We all want the same thing from our medical care — the utmost safety, highest trained specialists treating us, and the best possible outcomes — especially when it comes to surgery. Safety is our most important priority as trained medical doctors. But a new and unnecessary bill (SSB 5389) in the Legislature poses a safety threat to one of our most delicate and precious body parts: our eyes.
With SSB 5389, optometrists are seeking to drastically expand their scope to allow them to perform a wide range of surgical procedures, including scalpel. It’s a bad idea that has been rejected in numerous states across the country.
Ophthalmologists are highly skilled and trained medical doctors who can treat the entire body but specialize in the eyes — no different than other MDs. Ophthalmologists receive at least 12 years of higher education — which include three to five years in intensive surgical training. They amass nearly 20,000 hours of training before they are certified to perform surgery. And they perform thousands of hours of closely supervised surgery with live patients to ensure their mastery.
Optometrists, meanwhile, receive far less education overall. They don’t attend medical school and receive no surgical training. The vast majority have no experience with live patients during subsequent training.
As ophthalmologists, we work closely with, and highly value, our optometric colleagues. We all rely on optometrists for eye exams, prescriptions for glasses and contact lenses, diagnosis of eye disorders, and many other vital issues with our eyes.
But when surgery is required, ophthalmologists and optometrists are worlds apart. None of us want our chiropractor performing back surgery. Or our psychologist doing brain surgery. There’s a reason clinical boundaries exist. As one of our mentors once said, “There are no shortcuts to being a surgeon.”
Here are the facts:
1. Access: Patient access is not an issue. Washington census data confirms 96 percent of patients are within a 30-minute drive of an ophthalmologist. The 4 percent who live farther are just as far from an optometrist.
2. Cost: Patient cost is not reduced. Optometrists use the same billing codes as ophthalmologists and are paid the same by Medicare, Medicaid, and all private insurers. States that have expanded scope report no significant cost savings.
3. Technology: Advancements in technology do not make it possible for non-surgeons without live patient training to perform surgery — a scalpel is still a scalpel. No advancement makes it safer to cut tissue without training.
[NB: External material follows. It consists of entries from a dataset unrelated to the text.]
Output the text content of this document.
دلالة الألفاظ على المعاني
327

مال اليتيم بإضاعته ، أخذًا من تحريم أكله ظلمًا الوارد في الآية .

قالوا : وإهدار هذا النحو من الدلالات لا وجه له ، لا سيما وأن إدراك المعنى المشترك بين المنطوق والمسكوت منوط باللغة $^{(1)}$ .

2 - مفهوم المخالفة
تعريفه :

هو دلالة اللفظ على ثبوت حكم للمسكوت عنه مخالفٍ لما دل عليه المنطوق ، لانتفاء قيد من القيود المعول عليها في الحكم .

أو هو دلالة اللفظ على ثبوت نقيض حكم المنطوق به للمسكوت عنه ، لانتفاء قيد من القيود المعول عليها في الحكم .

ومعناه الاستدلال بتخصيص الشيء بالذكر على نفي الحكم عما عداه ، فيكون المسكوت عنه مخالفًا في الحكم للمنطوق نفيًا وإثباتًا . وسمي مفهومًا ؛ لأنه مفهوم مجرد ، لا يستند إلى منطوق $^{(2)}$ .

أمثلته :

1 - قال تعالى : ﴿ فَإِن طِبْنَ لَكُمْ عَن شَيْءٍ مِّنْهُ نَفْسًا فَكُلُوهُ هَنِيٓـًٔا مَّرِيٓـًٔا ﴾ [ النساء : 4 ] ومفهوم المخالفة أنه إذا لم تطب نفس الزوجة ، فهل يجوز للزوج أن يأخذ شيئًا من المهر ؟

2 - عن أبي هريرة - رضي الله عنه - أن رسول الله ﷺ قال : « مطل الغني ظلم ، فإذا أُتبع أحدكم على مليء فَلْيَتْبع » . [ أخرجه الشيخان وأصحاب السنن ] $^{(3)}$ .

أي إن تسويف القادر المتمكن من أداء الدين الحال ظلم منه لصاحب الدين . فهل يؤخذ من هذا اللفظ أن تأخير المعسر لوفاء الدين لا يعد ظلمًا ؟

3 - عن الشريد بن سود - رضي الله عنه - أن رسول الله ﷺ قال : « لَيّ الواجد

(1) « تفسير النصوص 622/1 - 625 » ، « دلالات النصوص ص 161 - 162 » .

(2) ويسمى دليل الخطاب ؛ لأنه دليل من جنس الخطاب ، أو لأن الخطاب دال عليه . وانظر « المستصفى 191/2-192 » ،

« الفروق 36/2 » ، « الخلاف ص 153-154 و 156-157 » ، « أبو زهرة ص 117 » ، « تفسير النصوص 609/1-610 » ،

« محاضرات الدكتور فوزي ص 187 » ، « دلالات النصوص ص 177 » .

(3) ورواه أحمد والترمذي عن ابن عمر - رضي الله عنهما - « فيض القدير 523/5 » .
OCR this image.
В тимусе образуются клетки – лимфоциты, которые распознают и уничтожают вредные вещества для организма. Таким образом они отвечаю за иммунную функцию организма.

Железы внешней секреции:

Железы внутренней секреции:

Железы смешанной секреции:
4. Training: An ophthalmologist has, on average, 15,000 more hours of clinical training than an optometrist, including hundreds of hands-on, directly supervised surgical procedures. There are no similar standards for optometrists.
5. Complications: Reports of “no complications” in the states where optometrists are allowed scalpel or laser privileges are disingenuous and false. Even the most skilled surgeons can experience complications.
There’s a good reason legislative efforts to expand optometrists’ scope have failed repeatedly across the country: this legislation directly threatens patient safety. In fact, the governor of California vetoed a similar bill last year, citing concerns about optometrists’ lack of appropriate training.
We all have meaningful relationships with optometrists and work with them daily, but legislators need to know there is no such thing as a “sort-of-surgeon.” We’ll reiterate that optometrists play a vital role in the continuum of patient care. No one is saying they don’t. But it makes no sense to allow them to simply pick up a scalpel or laser and cut into a patient’s eye with minimal training and oversight. And when patients learn what’s at stake, it’s a safe bet they’ll feel the same way.
Stephanie Cramer of Vancouver is president of the Washington Academy of Eye Physicians and Surgeons.